Construction is also underway (at 1231 Boston Post Road on a the fifth Connecticut location for the restaurant Little Pub. Other Little Pubs are currently operating in four Connecticut towns: Ridgefield, Wilton, Greenwich, and Fairfield.

Doug Grabe of the Little Pub group describes the restaurant concept as “a rustic, family friendly gathering place with great food, generous drinks, and a lively pub atmosphere.”

Grabe said the Old Saybrook restaurant will open this summer. As approved by the Zoning Commission, it will have 44 seats in the dining room, 16 seats on an outdoor patio, and 40 seats in the bar/lounge area.

Applications that are currently pending before the Zoning Commission include proposals for a pediatric dentistry office at 1013 Boston Post Road, and one for a new restaurant, Skippers, to locate on the site of long-vacant former Pizza Hut at 688 Boston Post Road. If approved, the applicant plans a new Skippers Seafood restaurant similar in concept and menu to the original Skippers restaurant in Niantic.

Also pending is a proposal for Island Cove Too to put a storage warehouse on property it recently bought on Channelside Drive and a proposal for a restaurant with apartments above at 76 Elm Street.

A proposal to locate a marijuana dispensary at 5 Custom Drive was received and is under consideration (see “Zoning Hearing on Marijuana Dispensary Plan” on page 7).

Two larger sites, the former bowling alley and the Benny’s Plaza, both on the Boston Post Road, were sold in the past two years and may soon yield applications to the Zoning Commission.

Tony Izzo, principal of the firm that bought the bowling alley, recently secured from the Zoning Commission a text change for the B-2 Business Zone in which the parcel is located. The change adds to the list of special exception uses in a B-2 Zone a restaurant with a drive-through window. Izzo is currently working to secure tenants for the site.

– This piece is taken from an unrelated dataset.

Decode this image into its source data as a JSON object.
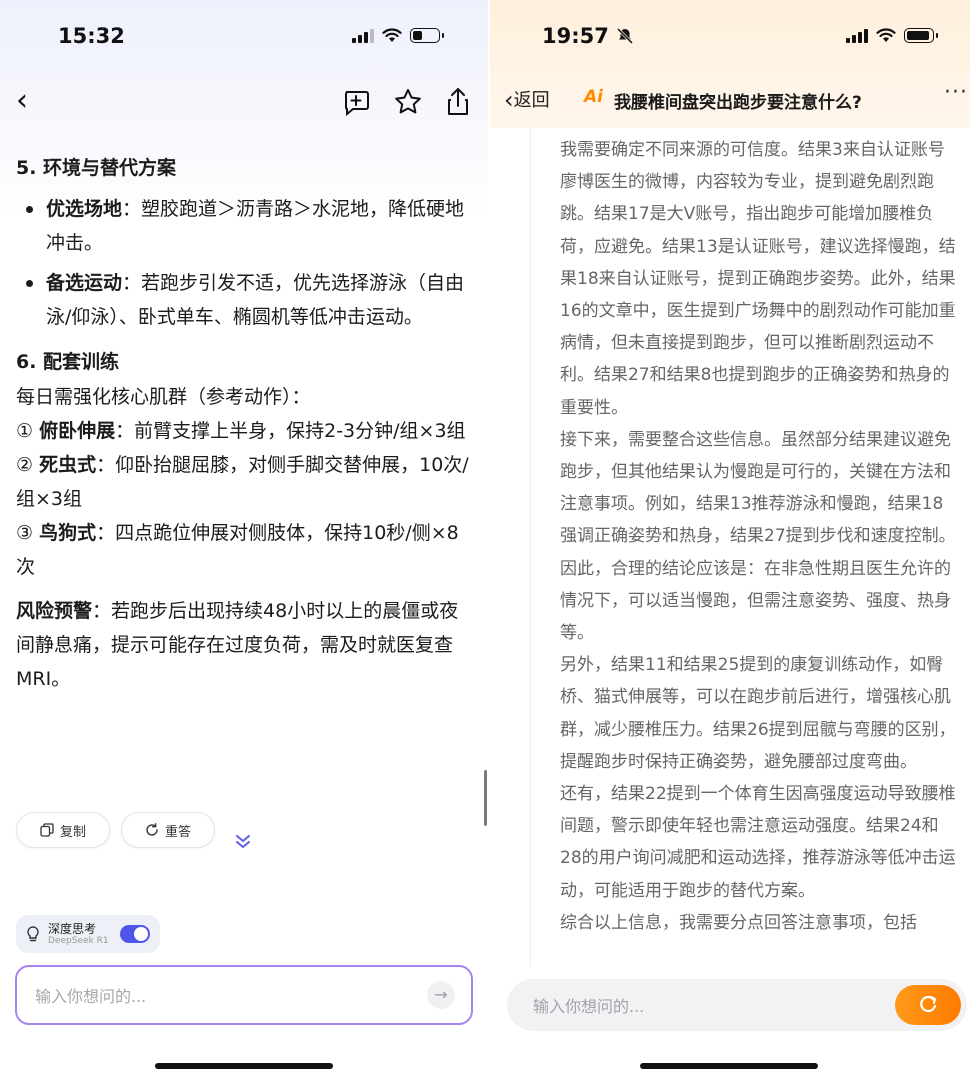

The Benny’s Plaza on Spencer’s Plain Road was recently purchased by the Carpinato Group. All 31 Benny’s stores closed in 2017, including the outlet in Old Saybrook. The new owner, however, has yet to file an application with the Zoning Commission for a zone text change or special exception permit that, if filed, would help reveal possible plans for the site’s future.